A group of Fremont Middle School students got an artistic treat Tuesday morning.
Axton Kahler’s eighth-grade art students and students in Heather Schuster’s English Language Learners class went to Gallery 92 West and had the chance to learn from resident artist Peggy Jones.
Jones, a working artist and writer and professor of black studies at the University of Nebraska at Omaha, guided the students through the art gallery’s “Railroads and the Making of Modern America” exhibit that is part of the Sheldon Museum of Art Statewide Traveling Show.
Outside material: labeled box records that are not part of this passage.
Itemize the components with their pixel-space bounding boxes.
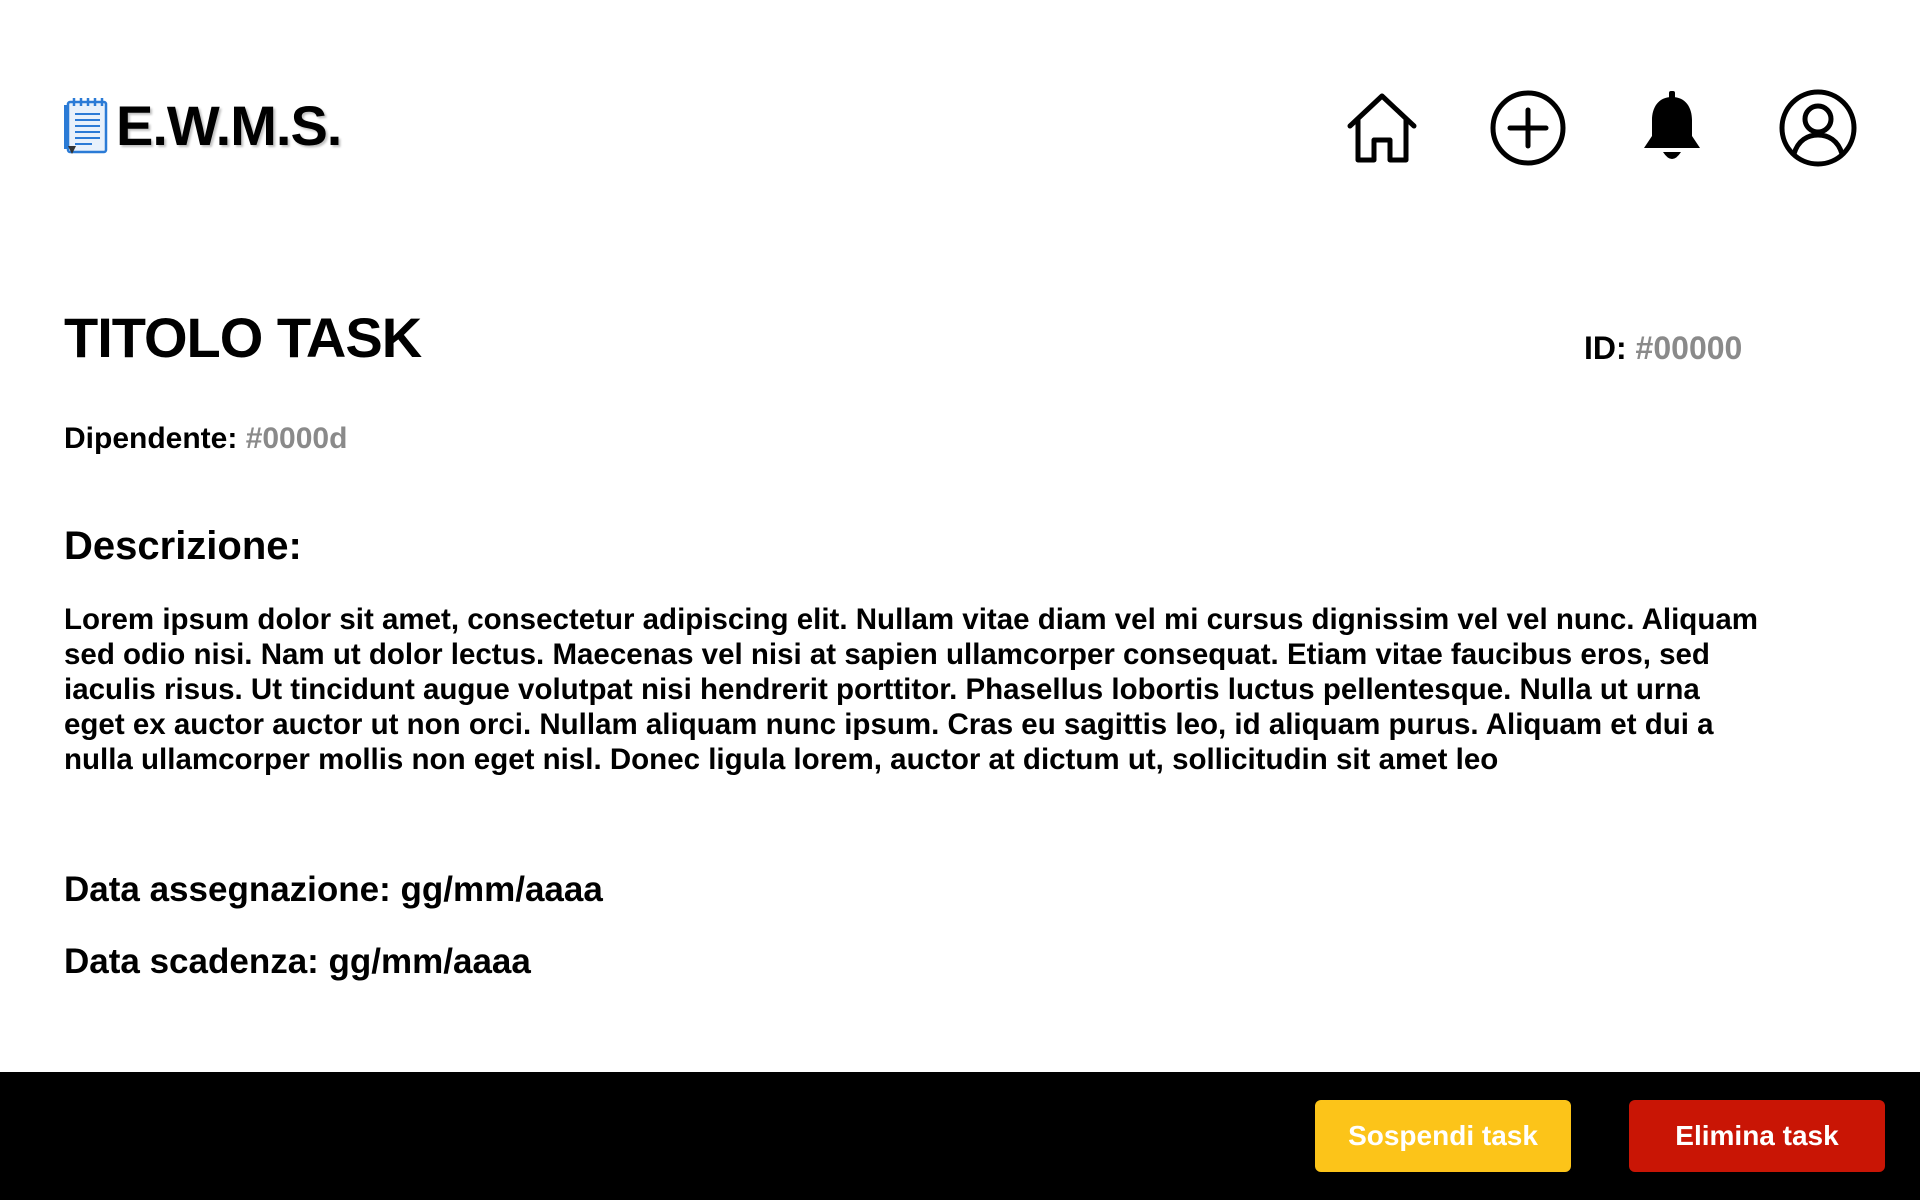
app-name: E.W.M.S. xyxy=(116,94,342,157)
bell-icon[interactable] xyxy=(1632,88,1712,168)
brand[interactable]: E.W.M.S. xyxy=(62,94,342,157)
delete-task-button[interactable]: Elimina task xyxy=(1629,1100,1885,1172)
assigned-date: Data assegnazione: gg/mm/aaaa xyxy=(64,870,603,909)
top-bar: E.W.M.S. xyxy=(0,0,1920,200)
employee-label: Dipendente: xyxy=(64,422,238,455)
description-heading: Descrizione: xyxy=(64,524,302,568)
task-id-label: ID: xyxy=(1584,330,1627,366)
notepad-icon xyxy=(64,98,108,154)
user-account-icon[interactable] xyxy=(1778,88,1858,168)
suspend-task-button[interactable]: Sospendi task xyxy=(1315,1100,1571,1172)
task-id-value: #00000 xyxy=(1635,330,1743,366)
employee: Dipendente: #0000d xyxy=(64,424,347,454)
employee-value: #0000d xyxy=(245,422,348,455)
due-date: Data scadenza: gg/mm/aaaa xyxy=(64,942,531,981)
task-id: ID: #00000 xyxy=(1584,332,1742,364)
home-icon[interactable] xyxy=(1342,88,1422,168)
action-bar: Sospendi task Elimina task xyxy=(0,1072,1920,1200)
add-circle-icon[interactable] xyxy=(1488,88,1568,168)
task-title: TITOLO TASK xyxy=(64,306,422,369)
description-text: Lorem ipsum dolor sit amet, consectetur … xyxy=(64,603,1758,776)
task-detail-page: E.W.M.S. TITOLO TASK ID: #00000 Dipenden… xyxy=(0,0,1920,1200)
“The big draw for me was giving kids another perspective to see art through,” Kahler said. “I work with them every day and they understand my perspective rather well. That’s the brilliant thing about art is that everybody’s perspective brings a different point of view. ... Ultimately that’s the goal of a good art program is you learn those different perspectives and learn to see things in a different way.”
Jones used the Sheldon exhibit to get the students to examine the effects trains and railways have had on people in urban and rural settings.
“With this exhibit talking about railroads and what it did to modern America, it’s the fact that it enable the movement of people, of things and even ideas,” Jones said. “... I think it’s just to get a sense of how we as humans interact with our environment.”
Jones also is scheduled to conduct a pair of workshops with students at the school.
“I think I just love getting out and about,” she said. “Right now in the college classroom we just focus so much on philosophical concepts and theoretical concepts, and I miss the art. I’m just blessed, I feel, to get the opportunity not just to be in the art arena, but getting to share and getting to see it through their eyes and see what their teachers have kind of had conversations about.”
The Sheldon Museum of Art is funding Jones’ residency in Fremont, Kahler said, and there is no cost to the school district or students.
“It’s amazing to have the kids have this opportunity and to have an institution like the gallery and the art association supporting the learning and taking the learning outside of the walls of the building,” Kahler said. “This is stuff that I could talk and talk and talk about in the classroom. I could show digital pictures, I could show slides, I could show movies, and it’s not going to mean as much to the kids as getting out, even within the community. ... You can’t replicate this kind of learning in a classroom.”
The Sheldon exhibit will be at Gallery 92 West until early February.
“This show, to me, belongs in Fremont because Fremont wouldn’t be Fremont without the rail system,” Kahler said. “If you look at our community’s history, it’s a huge driver for it.”